With a big enough piece of metal, there will be defects in the lattice. Bigger and it will be polycrystalline--a bunch of smaller crystals firmly bonded together, but not all in line or parallel. Single crystals of metals exist, but they are very,very tiny. Then add inclusions of different morphology (structure compsed of same atoms), or chemical composition bonded together (like pearlite). Then worry about how big they are, whether there is a grain, etc. To me, these are the things that is metalurgy.
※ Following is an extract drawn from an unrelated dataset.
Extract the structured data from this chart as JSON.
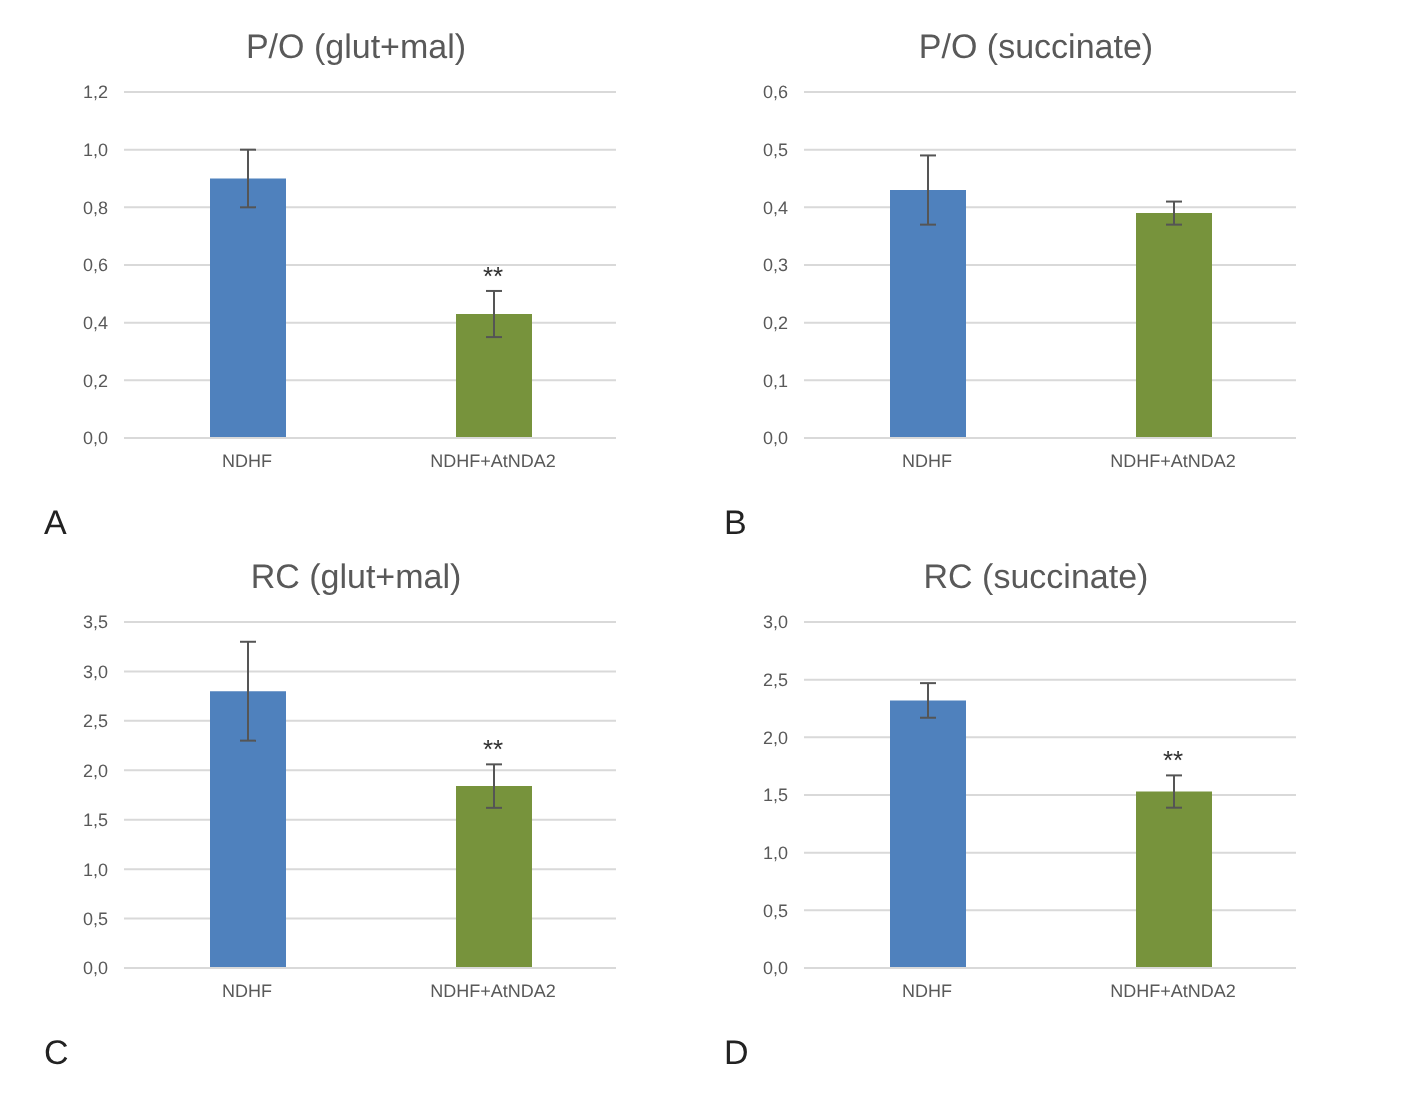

In ferrite, I would suspect that the carbon-iron bonds are made between a symmetry-optimized subset of of the Fe (d3) (and maybe s4) orbitals and the (s2)3(p2) C hybrid orbitals. In other words, the valence band is split into two--part of the Fe electrons are in a band that is used for bonding to C (and maybe Fe) The remaining Fe valence electrons are in one or more other bands. Depending upon the spacing of these bands, some or all may overlap. If the electrons that constitute the Fe-C bonds are lower in energy than the other valence electrons, separated from the remaining valence electron bands by an adequate energy level and totally filled, then they will not be conduction electrons. If all of the above don't apply, then they will be conduction electrons, and "metallic". That's how I see it anyway.
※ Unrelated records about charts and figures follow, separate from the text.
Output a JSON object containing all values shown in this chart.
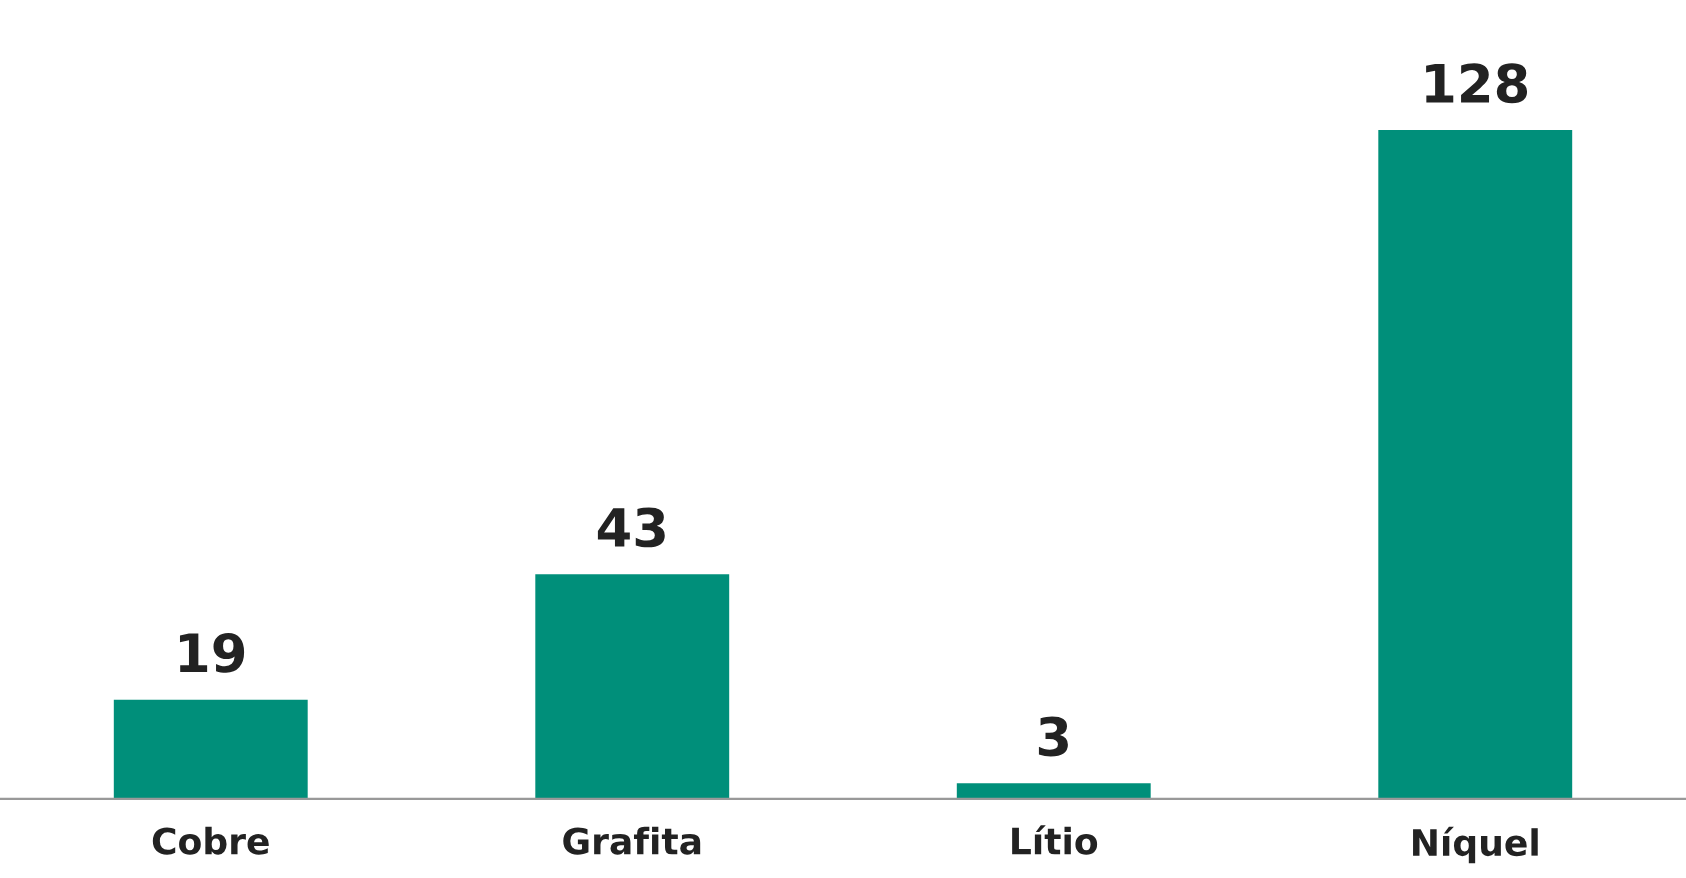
{
  "chart_data": {
    "type": "bar",
    "categories": [
      "Cobre",
      "Grafita",
      "Lítio",
      "Níquel"
    ],
    "values": [
      19,
      43,
      3,
      128
    ],
    "color": "#008f7a",
    "data_labels": true,
    "grid": false,
    "legend": false
  }
}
Anway, just wanted to say what anybody knows probably isn't
wrong. The basics still apply ... theoretically. It's just gets a lot more complicated when things get big, bigger than what is commonly thought of as a "molecule". Clearly, as things get big enough, or alloys get complicated enough, it's just too much work to follow this approach and useful results can be obtained by simpler or more empirical methods, such as considering a pool of "free electrons", and it is true that the concepts of bonding taught in basic chemistry and organic chemistry are not extended to materials as I have tried to describe--with-out that extension, an inacurate picture results, much the same a describing astrophysics without using relativity. For real life metalurgical problems I suspect follwing the approach described here might be like describing the dumping of sand from a dumptruck by using the Newtonian dymanics for each individual grain of sand.
But the places in bewtween the extremes are where some fascinating new stuff is being developed, like how many atoms does it take to make a transistor, and the field of nanotechnology. Also think of the advances made recently in weather modeling and climate prediction made possible by combining fundamental priciples with massive brute force computing--viewing real life problems from this angle may be possible one day.
Sorry to ramble , I'm just a dumbazz chemist,waxin philosophical after a few beers. Apologies if it makes no sense. But in theory, it's possible to skin the cat starting at either end.
OK Mete, rip me apart!
Back to normal programming.
That does make things perfectly clear!